Places like cloudflare and akamai are already using machine learning algorithms to detect bot traffic at a network level. You need to use similar machine learning to evade them. And since most of these scrapers are for AI companies I’d expect a lot of the scrapers to be LLM generated.
Obligatory AI ≠ LLM. How would scrapers benefit from the LLMs they help train? The defense is obvious, LLM-generated slop traps against scrapers already exist.
Question: those artificial stupidity bots want to steal the issues or want to steal the code? Because why they’re wasting a lot of resources scraping millions of pages when they can steal everything via SSH (once a month, not 120 times a second)
That would require having someone with real intelligence running the scraper.
I knew that was the worse option. Use the one that traps them in an infinite maze.
And once again a WebApplicationFirewall(WAF) was defeated and it turns out that blocklists and bot detection tools like fail2ban are the way to go…
Who could have seen this coming…
Just provide a full dump.zip plus incremental daily dumps and they won’t have to scrape ?
Isn’t that an obvious solution ? I mean, it’s public data, it’s out there, do you want it public or not ?
Do you want it only on openai and google but nowhere else ? If so then good luck with the piranhasThe Wikimedia Foundation does just that, and still, their infrastructure is under stress because of AI scrapers.
Dumps or no dumps, these AI companies don’t care. They feel like they’re entitled to taking or stealing what they want.
That’s crazy, it makes no sense, it takes as much bandwidth and processing power on the scraper side to process and use the data as it takes to serve it.
They also have an open API that makes scraper entirely unnecessary too.
Here are the relevant quotes from the article you posted
“Scraping has become so prominent that our outgoing bandwidth has increased by 50% in 2024.”
“At least 65% of our most expensive requests (the ones that we can’t serve from our caching servers and which are served from the main databases instead) are performed by bots.”
“Over the past year, we saw a significant increase in the amount of scraper traffic, and also of related site-stability incidents: Site Reliability Engineers have had to enforce on a case-by-case basis rate limiting or banning of crawlers repeatedly to protect our infrastructure.”

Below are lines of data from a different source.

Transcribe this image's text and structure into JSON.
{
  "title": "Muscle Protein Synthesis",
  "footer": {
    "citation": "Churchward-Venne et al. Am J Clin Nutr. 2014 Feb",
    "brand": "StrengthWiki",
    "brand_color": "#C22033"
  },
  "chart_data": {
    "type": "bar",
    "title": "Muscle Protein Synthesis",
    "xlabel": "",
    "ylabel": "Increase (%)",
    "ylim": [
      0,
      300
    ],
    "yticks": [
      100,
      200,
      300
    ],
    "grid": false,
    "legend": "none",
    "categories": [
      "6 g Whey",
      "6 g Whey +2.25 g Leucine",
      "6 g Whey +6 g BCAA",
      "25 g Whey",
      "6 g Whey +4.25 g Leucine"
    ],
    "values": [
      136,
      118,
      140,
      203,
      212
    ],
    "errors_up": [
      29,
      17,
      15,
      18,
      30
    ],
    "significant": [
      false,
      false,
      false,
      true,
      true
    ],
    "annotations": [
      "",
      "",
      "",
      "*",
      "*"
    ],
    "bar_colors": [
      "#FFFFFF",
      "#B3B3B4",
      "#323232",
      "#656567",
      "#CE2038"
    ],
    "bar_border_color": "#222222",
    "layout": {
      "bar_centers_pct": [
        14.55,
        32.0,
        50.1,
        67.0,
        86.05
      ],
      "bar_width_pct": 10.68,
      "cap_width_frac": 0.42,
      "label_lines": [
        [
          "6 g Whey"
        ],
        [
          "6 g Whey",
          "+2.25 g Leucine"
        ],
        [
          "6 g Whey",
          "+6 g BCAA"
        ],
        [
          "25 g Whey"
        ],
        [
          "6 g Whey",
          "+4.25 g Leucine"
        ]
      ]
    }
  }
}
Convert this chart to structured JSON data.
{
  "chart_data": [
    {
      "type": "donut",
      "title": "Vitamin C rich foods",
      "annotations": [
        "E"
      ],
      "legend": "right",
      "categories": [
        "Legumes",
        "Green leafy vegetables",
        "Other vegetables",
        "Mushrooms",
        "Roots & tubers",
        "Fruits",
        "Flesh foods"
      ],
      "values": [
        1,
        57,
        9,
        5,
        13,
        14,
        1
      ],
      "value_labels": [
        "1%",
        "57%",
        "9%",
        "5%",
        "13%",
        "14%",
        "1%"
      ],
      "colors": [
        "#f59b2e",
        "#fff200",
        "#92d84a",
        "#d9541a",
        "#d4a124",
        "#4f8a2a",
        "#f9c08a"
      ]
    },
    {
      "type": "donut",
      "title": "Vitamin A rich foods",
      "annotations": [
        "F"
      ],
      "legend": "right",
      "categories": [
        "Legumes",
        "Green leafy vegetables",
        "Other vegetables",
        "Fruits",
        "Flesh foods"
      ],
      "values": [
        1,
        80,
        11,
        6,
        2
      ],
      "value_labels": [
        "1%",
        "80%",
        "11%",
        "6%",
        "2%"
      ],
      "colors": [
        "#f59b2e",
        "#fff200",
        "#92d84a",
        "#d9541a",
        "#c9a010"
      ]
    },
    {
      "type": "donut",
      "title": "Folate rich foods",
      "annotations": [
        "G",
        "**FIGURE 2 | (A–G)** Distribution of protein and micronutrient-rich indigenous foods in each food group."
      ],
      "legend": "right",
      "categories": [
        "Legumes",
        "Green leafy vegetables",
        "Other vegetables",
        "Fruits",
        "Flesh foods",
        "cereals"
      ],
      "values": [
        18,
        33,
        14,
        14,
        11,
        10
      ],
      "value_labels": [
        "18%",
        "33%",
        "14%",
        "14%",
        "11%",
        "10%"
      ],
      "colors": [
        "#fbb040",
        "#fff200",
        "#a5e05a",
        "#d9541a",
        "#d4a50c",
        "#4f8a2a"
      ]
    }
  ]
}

And it’s wikipedia ! The entire data set is trained INTO the models already, it’s not like encyclopedic facts change that often to begin with !
The only thing I imagine is that it is part of a larger ecosystem issue, there the rare case where a dump and API access is so rare, and so untrust worthy that the scrapers are just using scrape for everything, rather than taking the time to save bandwidth by relying on dumps.
Maybe it’s consequences from the 2023 API wars, where it was made clear that data repositories would be leveraging their place as pool of knowledge to extract rent from search and AI and places like wikipedia and other wikis and forums are getting hammered as a result of this war.
If the internet wasn’t becoming a warzone, there really wouldn’t be a need for more than one scraper to scrape a site, even if the site was hostile, like facebook, it only need to be scraped once and then the data could be shared over a torrent swarm efficiently.
I think the issue is that the scrapers are fully automatically collecting text, jumping from link to link like a search engine indexer.